The precise origin of the name Moscow has been disputed, but there is no proof that it was named by a Russian or for the Russian city. It is reported by early settlers that five men in the area met to choose a proper name for the town, but could not come to consensus on a name. The postmaster Samuel Neff then completed the official papers for the town and selected the name Moscow. Interestingly, Neff was born in Moscow, Pennsylvania and later moved to Moscow, Iowa.

The business district was established by 1875 and the town was a center of commerce for the region. By 1890, the Oregon Railroad and Navigation Company's rail line (later the Union Pacific) and the Northern Pacific railroad line helped to boost the town's population to 2000.

The capital of the Idaho Territory was relocated from Lewiston to Boise in December 1864. In the late 1880s, statehood for the Washington Territory was nearing. Because its commercial and transportation interests looked west, rather than south, the citizens of the Idaho Panhandle passionately lobbied for their region to join Washington, or to form an entirely separate state, rather than remain connected with the less accessible southern Idaho. To appease the residents of the north, the territorial legislature of Idaho in Boise placed the new land grant university in Moscow, which at the time was the largest city other than Boise in the state. The University of Idaho was chartered in January 1889, and first opened its doors to students in October 1892.

In March 1890 Moscow's neighboring city, Pullman, was selected as the home of Washington's land grant institution.
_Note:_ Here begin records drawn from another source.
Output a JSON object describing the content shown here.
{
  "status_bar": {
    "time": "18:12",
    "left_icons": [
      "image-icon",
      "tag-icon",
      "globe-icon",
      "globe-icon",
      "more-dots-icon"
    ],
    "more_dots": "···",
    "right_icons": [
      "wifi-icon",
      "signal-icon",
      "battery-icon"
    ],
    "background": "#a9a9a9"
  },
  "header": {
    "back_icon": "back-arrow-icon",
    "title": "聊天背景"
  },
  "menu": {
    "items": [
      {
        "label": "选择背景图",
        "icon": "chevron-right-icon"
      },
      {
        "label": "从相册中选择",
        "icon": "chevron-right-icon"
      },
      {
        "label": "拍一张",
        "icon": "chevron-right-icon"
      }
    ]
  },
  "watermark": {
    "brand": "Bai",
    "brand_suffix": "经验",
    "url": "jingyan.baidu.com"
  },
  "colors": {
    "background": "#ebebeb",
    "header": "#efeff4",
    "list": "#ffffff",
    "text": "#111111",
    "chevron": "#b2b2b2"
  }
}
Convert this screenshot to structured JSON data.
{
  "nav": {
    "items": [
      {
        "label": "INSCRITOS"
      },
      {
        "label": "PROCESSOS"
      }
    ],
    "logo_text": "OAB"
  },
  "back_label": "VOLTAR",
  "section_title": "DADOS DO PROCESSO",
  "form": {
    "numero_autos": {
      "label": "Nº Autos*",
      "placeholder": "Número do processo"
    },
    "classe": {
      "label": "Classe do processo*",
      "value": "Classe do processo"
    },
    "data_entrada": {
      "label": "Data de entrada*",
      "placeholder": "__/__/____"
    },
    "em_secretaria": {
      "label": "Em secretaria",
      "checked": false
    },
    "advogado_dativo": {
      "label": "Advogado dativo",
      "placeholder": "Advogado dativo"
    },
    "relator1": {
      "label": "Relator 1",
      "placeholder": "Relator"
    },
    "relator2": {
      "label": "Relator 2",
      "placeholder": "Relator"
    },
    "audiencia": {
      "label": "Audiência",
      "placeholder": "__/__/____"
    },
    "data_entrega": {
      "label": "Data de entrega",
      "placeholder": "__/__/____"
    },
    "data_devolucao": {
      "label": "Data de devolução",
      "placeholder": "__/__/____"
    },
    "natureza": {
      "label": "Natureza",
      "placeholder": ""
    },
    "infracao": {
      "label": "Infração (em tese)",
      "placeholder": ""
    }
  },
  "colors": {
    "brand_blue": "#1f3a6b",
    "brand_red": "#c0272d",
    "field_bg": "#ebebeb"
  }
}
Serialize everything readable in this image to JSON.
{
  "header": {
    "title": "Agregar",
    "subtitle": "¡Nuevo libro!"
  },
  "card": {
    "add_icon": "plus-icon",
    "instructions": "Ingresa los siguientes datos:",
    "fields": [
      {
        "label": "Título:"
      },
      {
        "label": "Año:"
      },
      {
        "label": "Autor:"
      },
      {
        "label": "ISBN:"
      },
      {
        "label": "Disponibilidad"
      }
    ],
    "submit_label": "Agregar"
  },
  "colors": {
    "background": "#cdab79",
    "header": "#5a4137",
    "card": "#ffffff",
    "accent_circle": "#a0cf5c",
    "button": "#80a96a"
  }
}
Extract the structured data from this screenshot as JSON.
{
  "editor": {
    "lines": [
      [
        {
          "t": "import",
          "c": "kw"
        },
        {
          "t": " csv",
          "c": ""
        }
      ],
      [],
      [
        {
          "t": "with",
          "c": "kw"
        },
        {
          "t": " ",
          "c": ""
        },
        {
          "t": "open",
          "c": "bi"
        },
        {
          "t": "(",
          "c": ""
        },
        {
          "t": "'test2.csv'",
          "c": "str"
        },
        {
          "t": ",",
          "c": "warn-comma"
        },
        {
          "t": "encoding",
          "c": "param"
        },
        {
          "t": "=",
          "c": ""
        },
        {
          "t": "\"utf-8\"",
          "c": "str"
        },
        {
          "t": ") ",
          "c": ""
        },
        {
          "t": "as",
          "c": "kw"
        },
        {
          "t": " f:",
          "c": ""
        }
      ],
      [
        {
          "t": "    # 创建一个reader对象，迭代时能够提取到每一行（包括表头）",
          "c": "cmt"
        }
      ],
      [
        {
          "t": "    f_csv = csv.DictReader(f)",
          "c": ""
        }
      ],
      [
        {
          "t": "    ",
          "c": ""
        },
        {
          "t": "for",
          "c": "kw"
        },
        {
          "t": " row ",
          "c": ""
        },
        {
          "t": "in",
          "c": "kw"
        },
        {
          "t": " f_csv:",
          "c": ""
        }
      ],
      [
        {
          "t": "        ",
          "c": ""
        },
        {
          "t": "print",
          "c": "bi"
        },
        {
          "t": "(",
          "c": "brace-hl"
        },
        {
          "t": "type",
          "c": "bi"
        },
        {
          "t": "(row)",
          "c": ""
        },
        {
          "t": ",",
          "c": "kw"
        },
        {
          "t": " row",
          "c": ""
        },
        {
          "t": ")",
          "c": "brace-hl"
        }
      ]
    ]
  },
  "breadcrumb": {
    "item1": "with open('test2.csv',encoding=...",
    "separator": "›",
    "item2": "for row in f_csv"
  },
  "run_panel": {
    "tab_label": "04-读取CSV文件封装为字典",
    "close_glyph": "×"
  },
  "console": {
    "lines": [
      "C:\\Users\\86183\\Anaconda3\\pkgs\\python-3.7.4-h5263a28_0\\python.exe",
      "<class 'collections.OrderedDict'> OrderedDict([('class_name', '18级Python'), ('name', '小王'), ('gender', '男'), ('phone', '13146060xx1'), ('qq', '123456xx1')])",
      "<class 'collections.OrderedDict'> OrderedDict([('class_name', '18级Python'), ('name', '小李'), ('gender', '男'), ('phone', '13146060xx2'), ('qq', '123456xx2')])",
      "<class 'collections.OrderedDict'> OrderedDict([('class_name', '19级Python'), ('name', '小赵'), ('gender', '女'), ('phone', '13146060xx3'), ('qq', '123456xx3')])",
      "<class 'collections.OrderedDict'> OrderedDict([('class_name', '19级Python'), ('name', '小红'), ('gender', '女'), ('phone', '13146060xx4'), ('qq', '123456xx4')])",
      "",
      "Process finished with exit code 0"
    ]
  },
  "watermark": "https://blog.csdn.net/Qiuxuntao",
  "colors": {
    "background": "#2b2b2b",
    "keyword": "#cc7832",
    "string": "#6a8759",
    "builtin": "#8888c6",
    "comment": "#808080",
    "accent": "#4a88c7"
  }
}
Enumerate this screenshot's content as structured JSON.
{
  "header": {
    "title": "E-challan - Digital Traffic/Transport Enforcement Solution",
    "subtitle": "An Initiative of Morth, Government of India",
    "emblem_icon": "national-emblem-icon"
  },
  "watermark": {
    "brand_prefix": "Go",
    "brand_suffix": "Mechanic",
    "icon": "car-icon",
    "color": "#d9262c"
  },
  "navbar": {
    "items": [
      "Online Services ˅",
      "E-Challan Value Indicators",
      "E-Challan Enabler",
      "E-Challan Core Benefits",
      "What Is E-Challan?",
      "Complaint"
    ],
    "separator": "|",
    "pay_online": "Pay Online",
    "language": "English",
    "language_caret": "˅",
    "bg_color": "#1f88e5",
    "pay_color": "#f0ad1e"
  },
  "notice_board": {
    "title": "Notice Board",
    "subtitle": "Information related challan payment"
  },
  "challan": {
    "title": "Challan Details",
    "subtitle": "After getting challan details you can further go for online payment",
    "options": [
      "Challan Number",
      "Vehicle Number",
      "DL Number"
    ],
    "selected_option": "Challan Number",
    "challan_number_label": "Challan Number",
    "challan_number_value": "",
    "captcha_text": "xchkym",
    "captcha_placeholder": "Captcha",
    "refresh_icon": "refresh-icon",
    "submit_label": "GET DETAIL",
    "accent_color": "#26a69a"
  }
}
The college which would eventually become Washington State University, opened its doors in January 1892. Washington entered the union as the 42nd state in November 1889. Idaho entered next, eight months later, in July 1890. To this day, Moscow and Pullman remain twin cities, with both approximately equal populations and even in the sizes of their universities (although Pullman and Washington State are slightly larger).